Bad bets on fuel prices means United Airlines parent will sell $200 million in s
United Airlines parent UAL Corp., facing losses from bets on future fuel-purchase contracts, will sell as much as $200 million in shares.
JPMorgan Chase & Co. and Morgan Stanley & Co. will manage the transaction, Chicago-based UAL said today in a U.S. regulatory filing. UAL said it would use the proceeds for general corporate purposes.
The offering shows the strain on UAL as the declining price of jet fuel forces the third-largest U.S. airline to post cash collateral on hedging contracts. Credit-card processor JPMorgan Chase agreed last week to a temporary waiver of a penalty triggered if UALs cash falls below set levels.
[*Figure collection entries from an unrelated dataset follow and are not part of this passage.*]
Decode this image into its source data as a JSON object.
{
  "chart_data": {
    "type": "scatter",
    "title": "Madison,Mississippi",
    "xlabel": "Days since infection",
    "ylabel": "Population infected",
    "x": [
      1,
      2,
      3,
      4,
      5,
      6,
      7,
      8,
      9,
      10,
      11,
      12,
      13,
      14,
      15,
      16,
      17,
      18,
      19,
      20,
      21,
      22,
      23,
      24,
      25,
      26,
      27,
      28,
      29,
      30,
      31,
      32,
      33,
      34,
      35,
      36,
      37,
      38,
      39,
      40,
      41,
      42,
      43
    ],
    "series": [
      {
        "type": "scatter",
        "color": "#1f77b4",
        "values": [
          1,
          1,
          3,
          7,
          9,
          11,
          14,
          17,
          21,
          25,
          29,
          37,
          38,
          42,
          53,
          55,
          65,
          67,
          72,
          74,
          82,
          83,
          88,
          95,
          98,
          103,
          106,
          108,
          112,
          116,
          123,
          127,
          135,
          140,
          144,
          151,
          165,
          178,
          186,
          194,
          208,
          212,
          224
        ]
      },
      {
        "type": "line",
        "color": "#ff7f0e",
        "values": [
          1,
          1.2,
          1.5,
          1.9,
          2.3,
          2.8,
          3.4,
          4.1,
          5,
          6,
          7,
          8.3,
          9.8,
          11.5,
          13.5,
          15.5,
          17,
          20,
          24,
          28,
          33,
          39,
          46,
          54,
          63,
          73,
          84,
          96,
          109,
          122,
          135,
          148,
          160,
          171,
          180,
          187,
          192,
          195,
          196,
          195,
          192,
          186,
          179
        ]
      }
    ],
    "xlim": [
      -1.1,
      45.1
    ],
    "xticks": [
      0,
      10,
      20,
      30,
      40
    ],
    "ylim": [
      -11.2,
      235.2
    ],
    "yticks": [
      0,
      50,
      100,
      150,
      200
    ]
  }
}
UAL said last week it expects about $242 million in hedging losses this quarter and non-cash costs of $138 million to adjust contracts to current market value. Jamie Baker, a JPMorgan analyst, estimates UAL would be required to post about $990 million in collateral with oil priced at $55 a barrel, excluding October requirements.
Crude oil for January delivery traded at $50.94 a barrel this morning on the New York Mercantile Exchange. Oil, from which jet fuel is refined, has tumbled 65 percent since peaking at $147.27 on July 11.
UAL slid $1.57, or 14 percent, to $9.68 in midmorning Nasdaq Stock Market composite trading. The shares fell 68 percent this year in Nasdaq trading before today.